The CMS is kicking off its search for new contractors for Medicare's controversial recovery audit program.
Recovery audit contractors audit Medicare payments to hospitals, doctors and other providers, and the CMS pays RACs a contingency fee every time they identify an overpayment. Providers say the program creates an unnecessary administrative burden and ties up payments for months or years because of a massive backlog of appeals.
RACs have recouped $8 billion in improper payments since 2009, the program's first year, according to data from the CMS.
The request for proposals from interested potential RACs was released Nov. 6. Applicants have until Dec. 11 to respond.
The current contracts now held by CGI Group, Performant Financial Corp., Cotiviti Corp. and HMS Holdings Corp., expire Dec. 31.
To ensure the CMS has enough time to review proposals and select new vendors, it's allowing each of the four existing recovery auditors to continue auditing activities through July 31, 2016.
Medicare's RAC program has been in flux since last year. Contracts with the current vendors were set to expire in February 2014 but were extended a few times due to various technical challenges. During these contract extensions, CGI filed suit over changes to how RACs are paid. RACs now receive payment only after a provider's challenge has passed the second level of a five-level appeal process, according to the CMS.
Under the current contracts, RACs receive payment in less than 45 days. Providers often appeal decisions against them and getting to the second level of the process can take anywhere from four months to more than a year.
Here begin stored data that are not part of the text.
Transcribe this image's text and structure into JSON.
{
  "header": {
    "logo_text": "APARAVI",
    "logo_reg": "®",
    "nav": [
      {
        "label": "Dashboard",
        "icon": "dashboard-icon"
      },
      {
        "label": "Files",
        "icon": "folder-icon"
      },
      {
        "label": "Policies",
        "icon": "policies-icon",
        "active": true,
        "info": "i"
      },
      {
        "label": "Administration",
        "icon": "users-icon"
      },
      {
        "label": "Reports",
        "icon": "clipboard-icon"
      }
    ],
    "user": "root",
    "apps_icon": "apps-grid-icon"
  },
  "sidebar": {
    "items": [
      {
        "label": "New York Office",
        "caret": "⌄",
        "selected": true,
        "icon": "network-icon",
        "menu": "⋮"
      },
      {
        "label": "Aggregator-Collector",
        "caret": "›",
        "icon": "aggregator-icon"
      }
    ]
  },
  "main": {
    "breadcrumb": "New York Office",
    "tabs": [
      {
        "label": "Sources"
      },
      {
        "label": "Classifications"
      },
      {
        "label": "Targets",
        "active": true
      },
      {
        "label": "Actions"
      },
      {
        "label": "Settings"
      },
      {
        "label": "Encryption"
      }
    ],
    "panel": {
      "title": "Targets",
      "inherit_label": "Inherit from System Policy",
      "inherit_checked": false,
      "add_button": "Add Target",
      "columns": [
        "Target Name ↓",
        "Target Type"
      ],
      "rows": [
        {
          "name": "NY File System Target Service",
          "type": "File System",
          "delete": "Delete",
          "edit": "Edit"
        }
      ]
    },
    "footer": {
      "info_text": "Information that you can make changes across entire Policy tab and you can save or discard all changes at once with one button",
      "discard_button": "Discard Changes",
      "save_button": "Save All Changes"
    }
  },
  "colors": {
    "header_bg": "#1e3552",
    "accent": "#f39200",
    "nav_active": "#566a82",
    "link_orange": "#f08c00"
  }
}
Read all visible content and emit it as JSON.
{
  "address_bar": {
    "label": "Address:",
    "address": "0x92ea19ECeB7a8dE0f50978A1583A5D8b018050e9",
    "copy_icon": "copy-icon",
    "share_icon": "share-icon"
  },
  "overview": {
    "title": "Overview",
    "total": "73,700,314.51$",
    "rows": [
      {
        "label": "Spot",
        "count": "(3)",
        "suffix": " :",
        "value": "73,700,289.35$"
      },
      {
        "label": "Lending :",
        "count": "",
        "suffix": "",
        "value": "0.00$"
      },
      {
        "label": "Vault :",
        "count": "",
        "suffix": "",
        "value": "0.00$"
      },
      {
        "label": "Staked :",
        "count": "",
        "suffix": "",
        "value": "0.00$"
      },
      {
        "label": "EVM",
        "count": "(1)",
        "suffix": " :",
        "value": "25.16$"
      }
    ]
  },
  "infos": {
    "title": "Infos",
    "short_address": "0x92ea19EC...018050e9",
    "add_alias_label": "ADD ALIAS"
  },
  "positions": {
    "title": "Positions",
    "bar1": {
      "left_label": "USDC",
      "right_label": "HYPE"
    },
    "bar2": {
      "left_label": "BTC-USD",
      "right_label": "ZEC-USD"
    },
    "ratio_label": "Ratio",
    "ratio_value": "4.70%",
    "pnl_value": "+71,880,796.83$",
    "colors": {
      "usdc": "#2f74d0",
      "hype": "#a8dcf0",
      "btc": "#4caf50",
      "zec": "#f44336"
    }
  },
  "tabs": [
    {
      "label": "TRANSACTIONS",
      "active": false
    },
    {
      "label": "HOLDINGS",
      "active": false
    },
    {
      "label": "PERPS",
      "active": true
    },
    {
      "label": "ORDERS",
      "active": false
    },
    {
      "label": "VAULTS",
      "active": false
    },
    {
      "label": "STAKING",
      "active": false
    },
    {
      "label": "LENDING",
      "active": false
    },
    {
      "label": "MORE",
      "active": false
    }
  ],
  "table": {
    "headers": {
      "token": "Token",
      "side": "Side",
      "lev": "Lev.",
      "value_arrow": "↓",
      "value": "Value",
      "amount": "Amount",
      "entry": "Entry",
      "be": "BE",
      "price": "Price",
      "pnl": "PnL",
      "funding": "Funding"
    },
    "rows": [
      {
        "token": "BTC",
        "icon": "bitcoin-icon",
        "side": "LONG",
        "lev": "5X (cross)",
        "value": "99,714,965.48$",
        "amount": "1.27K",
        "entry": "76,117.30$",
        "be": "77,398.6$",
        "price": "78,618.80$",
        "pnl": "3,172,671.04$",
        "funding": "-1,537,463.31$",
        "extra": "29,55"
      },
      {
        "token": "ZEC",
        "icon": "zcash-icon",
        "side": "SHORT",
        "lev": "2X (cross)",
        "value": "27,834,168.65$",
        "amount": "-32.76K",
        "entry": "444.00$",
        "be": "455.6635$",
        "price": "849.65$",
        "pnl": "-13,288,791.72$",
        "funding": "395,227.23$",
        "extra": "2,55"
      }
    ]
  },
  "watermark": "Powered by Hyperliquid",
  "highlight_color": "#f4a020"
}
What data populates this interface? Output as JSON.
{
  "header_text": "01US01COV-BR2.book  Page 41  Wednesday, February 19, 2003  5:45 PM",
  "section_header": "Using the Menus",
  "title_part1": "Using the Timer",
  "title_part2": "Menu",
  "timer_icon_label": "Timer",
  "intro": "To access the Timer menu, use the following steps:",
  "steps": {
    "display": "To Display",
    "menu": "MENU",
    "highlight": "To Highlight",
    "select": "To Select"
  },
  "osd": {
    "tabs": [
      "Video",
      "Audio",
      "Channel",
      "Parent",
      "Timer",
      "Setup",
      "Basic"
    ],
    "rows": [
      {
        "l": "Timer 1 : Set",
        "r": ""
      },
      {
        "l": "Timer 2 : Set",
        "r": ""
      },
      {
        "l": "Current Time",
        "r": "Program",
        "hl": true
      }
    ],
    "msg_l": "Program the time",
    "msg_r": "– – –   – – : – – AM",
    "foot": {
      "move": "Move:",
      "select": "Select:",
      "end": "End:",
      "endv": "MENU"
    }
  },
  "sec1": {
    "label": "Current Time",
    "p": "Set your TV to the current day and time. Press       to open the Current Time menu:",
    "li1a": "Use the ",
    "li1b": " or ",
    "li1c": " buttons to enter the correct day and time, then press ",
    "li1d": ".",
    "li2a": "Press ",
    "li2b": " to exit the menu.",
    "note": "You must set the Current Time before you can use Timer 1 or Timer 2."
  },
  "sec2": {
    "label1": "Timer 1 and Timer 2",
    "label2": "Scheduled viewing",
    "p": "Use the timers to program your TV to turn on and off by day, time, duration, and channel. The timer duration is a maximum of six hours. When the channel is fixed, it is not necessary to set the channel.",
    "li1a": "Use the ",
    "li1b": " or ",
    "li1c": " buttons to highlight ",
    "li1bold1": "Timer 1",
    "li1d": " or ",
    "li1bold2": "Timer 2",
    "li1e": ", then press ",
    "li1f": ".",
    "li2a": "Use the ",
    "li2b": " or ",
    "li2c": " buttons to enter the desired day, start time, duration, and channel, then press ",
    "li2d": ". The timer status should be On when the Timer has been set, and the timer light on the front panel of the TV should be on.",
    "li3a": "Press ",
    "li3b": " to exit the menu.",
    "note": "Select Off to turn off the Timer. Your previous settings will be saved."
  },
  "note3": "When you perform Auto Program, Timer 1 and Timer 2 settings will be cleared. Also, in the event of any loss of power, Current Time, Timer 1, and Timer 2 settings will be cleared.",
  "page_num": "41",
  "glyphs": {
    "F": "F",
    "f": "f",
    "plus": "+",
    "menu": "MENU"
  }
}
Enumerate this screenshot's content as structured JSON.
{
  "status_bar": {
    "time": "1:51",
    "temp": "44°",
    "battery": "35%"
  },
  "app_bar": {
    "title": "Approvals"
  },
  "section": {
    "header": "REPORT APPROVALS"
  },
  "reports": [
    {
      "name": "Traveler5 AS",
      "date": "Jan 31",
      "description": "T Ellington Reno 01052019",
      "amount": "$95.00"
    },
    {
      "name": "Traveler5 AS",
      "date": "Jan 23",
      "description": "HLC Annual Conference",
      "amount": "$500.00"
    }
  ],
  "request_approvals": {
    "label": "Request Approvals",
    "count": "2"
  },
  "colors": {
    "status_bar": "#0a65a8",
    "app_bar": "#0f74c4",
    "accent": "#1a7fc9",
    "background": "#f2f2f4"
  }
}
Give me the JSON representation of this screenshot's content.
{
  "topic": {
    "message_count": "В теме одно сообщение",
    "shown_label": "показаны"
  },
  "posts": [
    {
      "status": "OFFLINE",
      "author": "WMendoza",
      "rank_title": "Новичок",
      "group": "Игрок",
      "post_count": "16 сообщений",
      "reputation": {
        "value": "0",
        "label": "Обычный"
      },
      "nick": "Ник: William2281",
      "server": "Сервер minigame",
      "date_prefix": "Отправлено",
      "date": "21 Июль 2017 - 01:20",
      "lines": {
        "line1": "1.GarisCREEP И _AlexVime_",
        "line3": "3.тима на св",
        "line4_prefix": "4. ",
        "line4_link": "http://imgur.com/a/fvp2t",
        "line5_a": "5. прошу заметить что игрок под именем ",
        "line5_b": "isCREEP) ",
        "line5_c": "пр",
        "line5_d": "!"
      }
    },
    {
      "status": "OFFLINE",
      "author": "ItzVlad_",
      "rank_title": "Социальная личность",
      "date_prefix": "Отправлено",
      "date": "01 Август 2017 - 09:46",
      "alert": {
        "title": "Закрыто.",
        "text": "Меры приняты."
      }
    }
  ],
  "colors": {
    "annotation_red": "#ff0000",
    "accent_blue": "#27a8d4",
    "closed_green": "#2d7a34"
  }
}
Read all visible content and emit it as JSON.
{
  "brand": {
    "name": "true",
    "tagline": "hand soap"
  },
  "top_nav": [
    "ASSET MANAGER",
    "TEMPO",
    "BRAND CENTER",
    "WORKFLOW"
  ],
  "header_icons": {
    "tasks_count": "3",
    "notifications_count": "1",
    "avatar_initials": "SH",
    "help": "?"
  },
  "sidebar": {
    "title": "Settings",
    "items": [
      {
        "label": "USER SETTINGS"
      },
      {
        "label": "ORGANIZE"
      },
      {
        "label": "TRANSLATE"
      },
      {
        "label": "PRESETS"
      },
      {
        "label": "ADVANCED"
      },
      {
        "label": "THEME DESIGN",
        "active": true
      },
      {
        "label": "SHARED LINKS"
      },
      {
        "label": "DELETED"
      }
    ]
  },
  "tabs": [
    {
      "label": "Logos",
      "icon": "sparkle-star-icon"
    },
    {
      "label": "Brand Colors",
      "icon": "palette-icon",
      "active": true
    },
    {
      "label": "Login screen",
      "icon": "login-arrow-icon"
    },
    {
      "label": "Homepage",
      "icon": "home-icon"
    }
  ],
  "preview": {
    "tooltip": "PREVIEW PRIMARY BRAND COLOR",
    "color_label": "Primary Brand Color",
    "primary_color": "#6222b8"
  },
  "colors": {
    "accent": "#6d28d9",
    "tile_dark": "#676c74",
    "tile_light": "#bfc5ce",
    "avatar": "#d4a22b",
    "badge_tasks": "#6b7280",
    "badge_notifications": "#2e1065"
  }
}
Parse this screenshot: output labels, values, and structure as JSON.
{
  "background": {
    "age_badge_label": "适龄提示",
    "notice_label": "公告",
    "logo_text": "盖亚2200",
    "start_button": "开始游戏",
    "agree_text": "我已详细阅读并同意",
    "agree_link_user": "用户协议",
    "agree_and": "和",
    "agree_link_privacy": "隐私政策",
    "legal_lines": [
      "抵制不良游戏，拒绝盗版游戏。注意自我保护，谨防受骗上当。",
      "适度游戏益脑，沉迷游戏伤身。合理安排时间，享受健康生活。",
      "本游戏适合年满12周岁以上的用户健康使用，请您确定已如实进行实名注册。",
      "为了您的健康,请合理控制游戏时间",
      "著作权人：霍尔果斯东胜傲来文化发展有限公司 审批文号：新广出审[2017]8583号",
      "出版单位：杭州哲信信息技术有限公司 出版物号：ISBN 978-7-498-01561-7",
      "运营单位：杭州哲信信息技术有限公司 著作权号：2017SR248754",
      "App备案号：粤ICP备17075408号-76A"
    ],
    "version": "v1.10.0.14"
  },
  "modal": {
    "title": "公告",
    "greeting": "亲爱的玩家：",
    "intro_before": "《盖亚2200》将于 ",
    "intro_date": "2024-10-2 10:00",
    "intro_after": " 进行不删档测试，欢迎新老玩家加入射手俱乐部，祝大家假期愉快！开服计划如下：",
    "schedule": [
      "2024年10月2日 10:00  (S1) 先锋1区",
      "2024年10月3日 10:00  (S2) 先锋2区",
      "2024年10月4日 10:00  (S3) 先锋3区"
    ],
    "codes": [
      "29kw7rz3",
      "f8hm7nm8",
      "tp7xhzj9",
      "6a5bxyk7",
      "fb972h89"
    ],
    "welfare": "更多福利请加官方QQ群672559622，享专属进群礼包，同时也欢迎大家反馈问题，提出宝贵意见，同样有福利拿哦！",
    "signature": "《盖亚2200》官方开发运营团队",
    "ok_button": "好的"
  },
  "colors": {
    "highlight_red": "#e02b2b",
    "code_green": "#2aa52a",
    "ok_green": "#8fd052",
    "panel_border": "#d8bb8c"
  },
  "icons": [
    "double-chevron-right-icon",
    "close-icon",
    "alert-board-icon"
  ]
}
As a result of the changes, potential RACs will likely submit proposals with contingency rates as high as 20% compared to the current rates of between 9.5% to 12%, said Emily Evans, a legislative analyst at Obsidian Research Group who tracks Medicare's RAC program.
Also under the new contracts, RACs must follow new audit timelines proposed by the CMS in May 2015. Previously RACs could review inpatient claims that are up to 3 years old. Now, claims can't be more than 6 months old.
In the recent release of the 2016 physician fee schedule, the CMS also said RACs would no longer be the first to review shorter patient claims. Instead, quality improvement organizations will be the first to investigate and then refer to the RACs for payment adjustment. RACs, meanwhile, would be directed to focus only on hospitals with unusually high rates of denied claims.
CGI declined to comment on if it intends to rebid. Requests for comment from the other current RAC auditors were not immediately returned.